Szasz: In dieser Form nicht. Es brodelte um die Person von Frau Biasca schon lange und ich denke die Einleitung des Strafverfahrens hat das Fass zum Überlaufen gebracht.

Wie war Ihr Verhältnis zu Cornelia Biasca, bevor diese die Amtsgeheimnisverletzung begangen hat?

Szasz: Man kann nicht sagen, dass wir Freundinnen waren, aber sicherlich gut bekannt. Durch mein Engagement im Dorf und als CVP-Parteikolleginnen hatten wir Kontakt miteinander. Dies hat sich auch auf unser privates Verhältnis ausgewirkt.

Sie waren Mitgründerin des Vereins Kultur Killwangen, hat das Ihr Verhältnis zu Biasca getrübt?
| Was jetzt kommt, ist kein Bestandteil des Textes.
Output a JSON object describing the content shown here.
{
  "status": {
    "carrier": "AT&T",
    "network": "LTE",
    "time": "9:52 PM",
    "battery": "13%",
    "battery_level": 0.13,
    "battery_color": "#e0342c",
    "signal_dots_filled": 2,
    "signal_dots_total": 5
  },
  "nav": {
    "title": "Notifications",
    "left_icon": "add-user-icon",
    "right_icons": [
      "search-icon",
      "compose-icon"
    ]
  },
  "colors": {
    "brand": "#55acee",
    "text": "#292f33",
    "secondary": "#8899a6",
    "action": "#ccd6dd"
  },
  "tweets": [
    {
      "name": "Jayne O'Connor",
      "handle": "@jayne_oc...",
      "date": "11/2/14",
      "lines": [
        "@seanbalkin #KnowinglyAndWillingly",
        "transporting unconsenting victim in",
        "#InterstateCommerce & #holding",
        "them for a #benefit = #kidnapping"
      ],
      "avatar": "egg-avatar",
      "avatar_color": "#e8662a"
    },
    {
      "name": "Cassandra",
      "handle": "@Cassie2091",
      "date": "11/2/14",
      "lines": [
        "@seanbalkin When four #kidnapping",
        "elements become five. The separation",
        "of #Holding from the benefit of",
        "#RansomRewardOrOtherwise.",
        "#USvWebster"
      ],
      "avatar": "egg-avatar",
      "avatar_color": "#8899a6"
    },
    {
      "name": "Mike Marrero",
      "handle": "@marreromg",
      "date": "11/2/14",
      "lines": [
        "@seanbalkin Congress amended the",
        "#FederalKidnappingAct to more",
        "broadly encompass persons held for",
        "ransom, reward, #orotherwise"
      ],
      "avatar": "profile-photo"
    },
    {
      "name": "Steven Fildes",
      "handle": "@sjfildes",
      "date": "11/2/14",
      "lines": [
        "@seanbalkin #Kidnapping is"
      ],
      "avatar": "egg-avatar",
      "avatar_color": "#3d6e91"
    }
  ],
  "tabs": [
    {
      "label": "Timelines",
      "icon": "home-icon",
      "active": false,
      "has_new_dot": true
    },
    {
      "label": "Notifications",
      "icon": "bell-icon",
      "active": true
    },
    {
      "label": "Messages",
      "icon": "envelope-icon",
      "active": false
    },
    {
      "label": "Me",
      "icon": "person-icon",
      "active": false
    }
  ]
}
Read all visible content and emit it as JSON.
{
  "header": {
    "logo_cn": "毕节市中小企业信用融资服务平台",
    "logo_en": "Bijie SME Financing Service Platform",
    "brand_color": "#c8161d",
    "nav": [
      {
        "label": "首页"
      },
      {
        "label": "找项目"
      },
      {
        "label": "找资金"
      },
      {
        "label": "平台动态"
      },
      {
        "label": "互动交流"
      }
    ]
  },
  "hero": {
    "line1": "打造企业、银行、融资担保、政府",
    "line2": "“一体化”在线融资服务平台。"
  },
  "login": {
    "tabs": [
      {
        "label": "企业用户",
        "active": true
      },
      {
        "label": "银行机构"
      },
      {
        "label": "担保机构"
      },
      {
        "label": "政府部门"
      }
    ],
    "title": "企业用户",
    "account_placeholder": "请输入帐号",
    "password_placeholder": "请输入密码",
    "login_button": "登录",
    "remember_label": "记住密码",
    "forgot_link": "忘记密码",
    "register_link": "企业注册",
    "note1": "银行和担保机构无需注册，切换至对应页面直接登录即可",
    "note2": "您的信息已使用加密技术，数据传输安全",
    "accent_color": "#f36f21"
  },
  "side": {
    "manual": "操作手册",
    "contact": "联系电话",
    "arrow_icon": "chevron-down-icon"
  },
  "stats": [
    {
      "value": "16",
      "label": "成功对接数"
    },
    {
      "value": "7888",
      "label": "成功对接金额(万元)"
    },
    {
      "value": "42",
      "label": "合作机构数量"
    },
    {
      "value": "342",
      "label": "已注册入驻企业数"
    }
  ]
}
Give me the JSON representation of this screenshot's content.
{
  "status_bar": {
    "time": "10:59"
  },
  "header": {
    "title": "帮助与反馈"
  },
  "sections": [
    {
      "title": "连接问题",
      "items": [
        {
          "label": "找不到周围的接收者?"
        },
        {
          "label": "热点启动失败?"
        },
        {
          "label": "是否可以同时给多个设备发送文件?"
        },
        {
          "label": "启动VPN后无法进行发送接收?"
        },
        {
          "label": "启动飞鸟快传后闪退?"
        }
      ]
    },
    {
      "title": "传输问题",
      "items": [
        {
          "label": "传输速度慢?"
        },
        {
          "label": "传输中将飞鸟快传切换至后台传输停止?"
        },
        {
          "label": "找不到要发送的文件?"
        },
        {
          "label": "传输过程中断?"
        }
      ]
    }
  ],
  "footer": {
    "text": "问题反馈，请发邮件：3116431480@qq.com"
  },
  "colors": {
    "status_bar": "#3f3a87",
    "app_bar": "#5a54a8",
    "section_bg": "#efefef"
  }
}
Szasz: Unser Verhältnis wurde nicht durch die Vereinsgründung getrübt, sondern durch ihr Verhalten und ihr Gerede im Vorfeld. Das war, bevor der Verein gegründet wurde. Weshalb sie gegen unseren Verein ist, können wir nur vermuten. Leider ist sie zu keiner Aussprache bereit. Dass sie ihren privaten Kleinkrieg führt, ist wahrscheinlich allen aufgefallen. Mit den Mitgliedern der Vereins- und Kulturkommission oder dessen Präsident, Gemeinderat Werner Scherer, hat das nichts zu tun. Zwischen uns gibt es keine Differenzen.

Wie interpretieren Sie den Rücktritt des gesamten Gemeinderates?

Szasz: Ich bedaure diesen sehr, sehe aber ein, dass man mit Frau Biasca nicht zusammenarbeiten kann. Nach meiner Meinung weiss sie am besten, wem sie was erzählt oder geschrieben hat und wie viele Rücktritte, Kündigungen und Streitigkeiten es wegen ihrer Person gegeben hat. Nun muss die Killwangener Bevölkerung für ihre Machtgehabe büssen.

Nun stehen Neuwahlen bevor, werden Sie selber kandidieren oder sich am Wahlkampf beteiligen?

Szasz: Eine Kandidatur ist kein Thema für mich.